On the NFT side, it's largely unclear whether NFT-ing everything will be valuable. Currently, NFTs are driven by speculation and the future promise of utility. The clearest case for value accrual is in a ProfileNFT. People already buy and sell Instagram pages or Youtube channels. Turning these into NFTs, this help makes the entire process more transparent, and easier to determine ownership.
Being able to build up a significant following gives value to a ProfileNFT. The ability to monetise individual pieces of content is important on any social media platform, and is currently only possible on platforms such as YouTube or Substack. MirrorNFTs can be valuable due to the promise of future revenue streams from curating content.
What could be interesting to explore is the ability to turn ProfileNFTs into SoulBoundTokens (SBT). SBTs are NFTs but non-transferable, meaning that you have complete ownership over the token, but you aren’t able to transfer it to another wallet.
At the moment, most NFT creators use centralised platforms such as Twitter or Opensea to prove initial provenance. With SBTs it’s possible to have an on-chain identity that only the wallet owner can control. It’s feasible to envisage a future where other credentialling tools such as RabbitHole are able to feed data back to the SBT to create an all-encompassing profile.

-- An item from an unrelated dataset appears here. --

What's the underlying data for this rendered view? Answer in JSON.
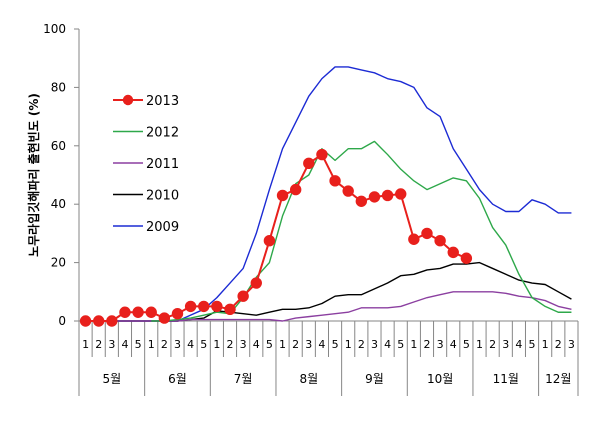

This can seem scary and almost dystopian if everything we do is tied back to a single SBT, but it’s important to note that a single person could have multiple Souls that they use for different activities. Moreover, there is no requirement for a Soul to be linked to a legal name or entity. Practically this might be hard to manage as you’ll need to be careful with wallet transfers potentially exposing who you are, but if you really wanted to maintain a fully pseudonymous identity it is possible to do so.
Are Decentralised Social networks feasible?
Decentralised social platforms are heavily reliant on having a large user base for the social graph to be valuable. Adoption curves are likely to be slow at the start as users test out different ways of using multiple platforms with the same identity. Moreover, content on the platforms needs to be rich and insightful in order to attract and retain users. This is the hardest part of building any social media platform and this problem isn’t alleviated by having a decentralised social graph.
It’ll be interesting to observe how this develops over the next 2 to 3 years. Whilst that seems like a long time in web3, social networks are fragile and need to be cultivated over time to prove out value to users. This is still such a nascent space, and we need to tread carefully and thoughtfully, otherwise, this might all devolve into platforms with useless content.